Hoje, com 35 anos de distância, ouvimos a canção com outros ouvidos. A estética do grunge, que logo chegaria para obliterar o hedonismo dos anos 80, parecia inconcebível diante do brilho sensual de Suicide Blonde. E ainda assim, a música antecipava o desencanto. O refrão repetitivo, quase obsessivo, martela uma ideia fixa: o fascínio pela superfície, pela imagem, pelo artifício. Isso a torna mais atual do que nunca, em tempos de filtros, algoritmos e vidas encenadas em redes sociais.

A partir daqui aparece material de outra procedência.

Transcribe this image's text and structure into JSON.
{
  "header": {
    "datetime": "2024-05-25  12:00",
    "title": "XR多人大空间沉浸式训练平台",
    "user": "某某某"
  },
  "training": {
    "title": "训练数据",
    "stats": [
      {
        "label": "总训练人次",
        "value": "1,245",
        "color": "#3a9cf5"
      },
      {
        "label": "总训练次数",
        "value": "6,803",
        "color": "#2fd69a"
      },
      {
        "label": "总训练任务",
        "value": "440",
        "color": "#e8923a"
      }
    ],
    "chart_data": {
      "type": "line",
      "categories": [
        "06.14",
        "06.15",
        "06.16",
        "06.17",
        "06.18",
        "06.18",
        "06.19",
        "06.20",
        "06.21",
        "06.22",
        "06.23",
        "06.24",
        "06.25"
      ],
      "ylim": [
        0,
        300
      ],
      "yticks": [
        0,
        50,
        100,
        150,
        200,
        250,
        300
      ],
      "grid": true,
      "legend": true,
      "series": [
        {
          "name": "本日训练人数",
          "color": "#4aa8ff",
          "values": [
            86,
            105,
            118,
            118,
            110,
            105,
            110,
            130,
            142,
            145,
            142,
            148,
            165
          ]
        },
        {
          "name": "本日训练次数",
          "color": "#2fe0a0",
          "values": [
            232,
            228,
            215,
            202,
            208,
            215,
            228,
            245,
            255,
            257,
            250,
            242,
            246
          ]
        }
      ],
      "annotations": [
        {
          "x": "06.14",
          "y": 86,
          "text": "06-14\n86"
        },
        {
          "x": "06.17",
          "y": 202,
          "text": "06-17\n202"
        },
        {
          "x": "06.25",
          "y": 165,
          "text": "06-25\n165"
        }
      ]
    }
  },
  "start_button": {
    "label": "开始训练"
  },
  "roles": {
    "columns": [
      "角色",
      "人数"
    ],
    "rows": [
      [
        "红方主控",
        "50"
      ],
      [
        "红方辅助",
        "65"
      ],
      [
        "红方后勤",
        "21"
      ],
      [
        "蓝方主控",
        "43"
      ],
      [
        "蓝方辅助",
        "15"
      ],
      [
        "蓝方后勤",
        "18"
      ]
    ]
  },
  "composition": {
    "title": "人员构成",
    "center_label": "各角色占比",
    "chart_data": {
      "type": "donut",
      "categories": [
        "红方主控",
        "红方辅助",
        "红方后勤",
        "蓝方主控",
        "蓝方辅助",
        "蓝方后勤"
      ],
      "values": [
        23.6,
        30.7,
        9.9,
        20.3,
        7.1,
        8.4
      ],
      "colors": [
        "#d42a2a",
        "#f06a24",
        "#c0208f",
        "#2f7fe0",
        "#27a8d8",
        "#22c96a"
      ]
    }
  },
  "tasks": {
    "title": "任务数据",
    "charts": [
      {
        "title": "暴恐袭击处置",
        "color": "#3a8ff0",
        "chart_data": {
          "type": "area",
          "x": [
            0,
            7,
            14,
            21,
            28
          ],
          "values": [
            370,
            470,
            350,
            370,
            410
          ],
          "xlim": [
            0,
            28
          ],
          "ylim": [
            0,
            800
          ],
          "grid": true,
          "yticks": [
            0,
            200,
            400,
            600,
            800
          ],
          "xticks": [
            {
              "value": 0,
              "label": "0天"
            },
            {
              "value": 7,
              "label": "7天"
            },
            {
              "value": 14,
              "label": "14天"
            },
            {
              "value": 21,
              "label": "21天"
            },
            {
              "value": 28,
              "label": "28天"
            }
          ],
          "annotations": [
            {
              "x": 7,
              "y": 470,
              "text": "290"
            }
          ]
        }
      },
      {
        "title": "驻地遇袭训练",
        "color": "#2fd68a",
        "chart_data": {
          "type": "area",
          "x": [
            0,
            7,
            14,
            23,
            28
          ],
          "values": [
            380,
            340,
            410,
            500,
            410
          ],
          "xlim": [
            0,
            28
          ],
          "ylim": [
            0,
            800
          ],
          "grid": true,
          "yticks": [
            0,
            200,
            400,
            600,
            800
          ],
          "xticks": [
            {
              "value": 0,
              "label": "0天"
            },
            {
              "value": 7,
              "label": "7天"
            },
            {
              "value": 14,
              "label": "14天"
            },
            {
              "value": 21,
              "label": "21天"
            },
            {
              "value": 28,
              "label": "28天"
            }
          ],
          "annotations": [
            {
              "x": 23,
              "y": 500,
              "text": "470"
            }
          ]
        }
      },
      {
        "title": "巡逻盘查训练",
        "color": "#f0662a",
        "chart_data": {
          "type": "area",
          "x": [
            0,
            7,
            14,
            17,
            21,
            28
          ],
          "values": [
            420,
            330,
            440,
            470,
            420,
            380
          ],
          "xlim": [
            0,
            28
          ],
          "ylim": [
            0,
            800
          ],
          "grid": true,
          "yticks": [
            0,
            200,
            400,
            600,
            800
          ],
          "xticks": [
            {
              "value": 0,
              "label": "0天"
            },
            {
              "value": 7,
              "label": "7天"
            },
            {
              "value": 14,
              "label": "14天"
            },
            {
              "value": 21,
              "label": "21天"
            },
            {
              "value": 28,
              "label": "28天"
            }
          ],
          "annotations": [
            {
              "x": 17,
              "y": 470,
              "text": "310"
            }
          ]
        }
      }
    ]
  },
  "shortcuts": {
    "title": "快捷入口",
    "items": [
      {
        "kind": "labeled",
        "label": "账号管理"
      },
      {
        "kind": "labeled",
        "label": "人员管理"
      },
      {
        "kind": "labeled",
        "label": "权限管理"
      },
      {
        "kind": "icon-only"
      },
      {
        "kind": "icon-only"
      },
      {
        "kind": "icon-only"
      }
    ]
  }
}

Se foi ou não uma ode a Kylie Minogue, talvez importe menos do que o fato de que Suicide Blonde capturou o espírito de um momento: o fim da inocência no pop. Uma loira platinada que talvez nunca tenha existido, mas que todos nós projetamos, desejamos ou tememos. A diva, o fetiche, o aviso.

E, como toda boa musa pop, Kylie sobreviveu ao título — e ao tempo.